A short reply that is longer than a tweet.
This morning I did like every morning, and indulged in an hour of reading – blogs, tweets, articles. It sounds like a long time, but I promise it’s not – I can type (nearly) as fast as I read. So looking through the #ccourses tagged tweets I noticed that Lisa Lane was talking about the daily topic set for the current unit Putting it into Practice. So this led me to look up the topic for today:
How might you create your own Personal Learning Network on the open web to provide you with support?
I did what any good student would do. I looked it up, and I am still looking. Without formally engineering connections, Connected Courses has opened a door for all of the people involved.

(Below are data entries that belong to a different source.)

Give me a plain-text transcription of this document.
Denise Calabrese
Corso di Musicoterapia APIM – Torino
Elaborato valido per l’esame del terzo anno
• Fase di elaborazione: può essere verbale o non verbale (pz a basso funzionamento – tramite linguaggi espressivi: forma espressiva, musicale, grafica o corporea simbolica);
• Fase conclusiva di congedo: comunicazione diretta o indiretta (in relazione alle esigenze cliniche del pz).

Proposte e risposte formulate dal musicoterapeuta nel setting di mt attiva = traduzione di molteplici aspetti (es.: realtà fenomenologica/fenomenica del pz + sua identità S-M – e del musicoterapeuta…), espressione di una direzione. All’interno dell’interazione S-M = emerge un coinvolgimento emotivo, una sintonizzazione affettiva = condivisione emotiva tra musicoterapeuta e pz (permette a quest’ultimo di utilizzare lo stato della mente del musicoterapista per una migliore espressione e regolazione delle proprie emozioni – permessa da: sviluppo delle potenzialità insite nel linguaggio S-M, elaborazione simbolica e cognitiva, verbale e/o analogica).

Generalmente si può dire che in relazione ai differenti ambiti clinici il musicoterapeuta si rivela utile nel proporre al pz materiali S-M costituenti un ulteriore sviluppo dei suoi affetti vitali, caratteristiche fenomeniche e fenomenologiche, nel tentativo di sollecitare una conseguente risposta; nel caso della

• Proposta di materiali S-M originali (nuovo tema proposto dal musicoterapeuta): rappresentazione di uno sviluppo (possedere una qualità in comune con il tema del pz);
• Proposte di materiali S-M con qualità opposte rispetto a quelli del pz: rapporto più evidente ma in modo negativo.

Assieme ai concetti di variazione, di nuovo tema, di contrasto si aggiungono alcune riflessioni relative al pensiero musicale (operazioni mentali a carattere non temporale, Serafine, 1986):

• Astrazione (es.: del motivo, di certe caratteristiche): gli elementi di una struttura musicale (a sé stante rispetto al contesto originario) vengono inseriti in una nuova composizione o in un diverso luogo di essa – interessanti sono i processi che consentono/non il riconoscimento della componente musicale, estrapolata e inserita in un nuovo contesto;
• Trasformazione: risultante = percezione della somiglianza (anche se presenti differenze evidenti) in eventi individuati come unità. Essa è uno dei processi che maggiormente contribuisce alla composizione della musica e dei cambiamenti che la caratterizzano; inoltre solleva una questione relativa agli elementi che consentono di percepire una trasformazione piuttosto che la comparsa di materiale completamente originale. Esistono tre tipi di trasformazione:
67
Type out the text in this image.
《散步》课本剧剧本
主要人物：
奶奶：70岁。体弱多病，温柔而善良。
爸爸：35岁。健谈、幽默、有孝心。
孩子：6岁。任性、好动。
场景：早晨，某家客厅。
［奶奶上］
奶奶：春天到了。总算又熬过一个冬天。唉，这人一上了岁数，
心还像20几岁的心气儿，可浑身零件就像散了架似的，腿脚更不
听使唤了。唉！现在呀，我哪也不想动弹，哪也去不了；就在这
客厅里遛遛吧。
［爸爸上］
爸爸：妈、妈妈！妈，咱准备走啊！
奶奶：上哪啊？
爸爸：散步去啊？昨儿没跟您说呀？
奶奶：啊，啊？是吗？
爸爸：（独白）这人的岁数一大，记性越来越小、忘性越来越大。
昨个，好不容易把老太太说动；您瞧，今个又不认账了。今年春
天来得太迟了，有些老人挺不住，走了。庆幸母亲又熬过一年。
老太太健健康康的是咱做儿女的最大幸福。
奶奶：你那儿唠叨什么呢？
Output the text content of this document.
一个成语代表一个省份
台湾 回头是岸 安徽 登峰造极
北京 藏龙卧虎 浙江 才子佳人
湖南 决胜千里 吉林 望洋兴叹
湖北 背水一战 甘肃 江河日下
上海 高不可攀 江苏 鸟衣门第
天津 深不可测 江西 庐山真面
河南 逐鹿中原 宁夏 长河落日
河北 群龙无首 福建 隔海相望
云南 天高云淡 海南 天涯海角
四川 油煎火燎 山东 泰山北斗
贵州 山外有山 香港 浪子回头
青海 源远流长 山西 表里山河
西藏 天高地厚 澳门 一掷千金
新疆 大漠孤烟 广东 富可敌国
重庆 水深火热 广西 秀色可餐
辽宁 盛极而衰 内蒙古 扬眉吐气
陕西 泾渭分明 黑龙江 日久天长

Consider: I am a cellist. I teach music. You don’t know who I am. I think you are interesting and would like to connect. I drop you an email or a message.
If I am lucky and you are not swamped, you might reply.
Somehow being under the same umbrella of Connected Courses has made me braver – I have ventured a dozen connections through DM, email, or a comment and they have produced results from no reply (even in the best settings it happens- and you still have to try!) to the birth of concrete projects. That makes it so worth while. The thing that has been so valuable is that initial permission to connect and to already have a seed of commonality – I don’t want to be pegged as a musician. Music is my language but what I do is communicate, and that is not confined to one type of people. The best ideas come when the ingredients are mixed – sometimes blending well and other times sitting separately, side-by-side. Either way they reveal something about the other and then we grow.
So back to the question, how do you grow your own PLN on the open web to provide you with support? My guess is that it involves knocking on the door and seeing if someone answers. -and if someone knocks on your door, to open it, or at the very least have a little look through the keyhole.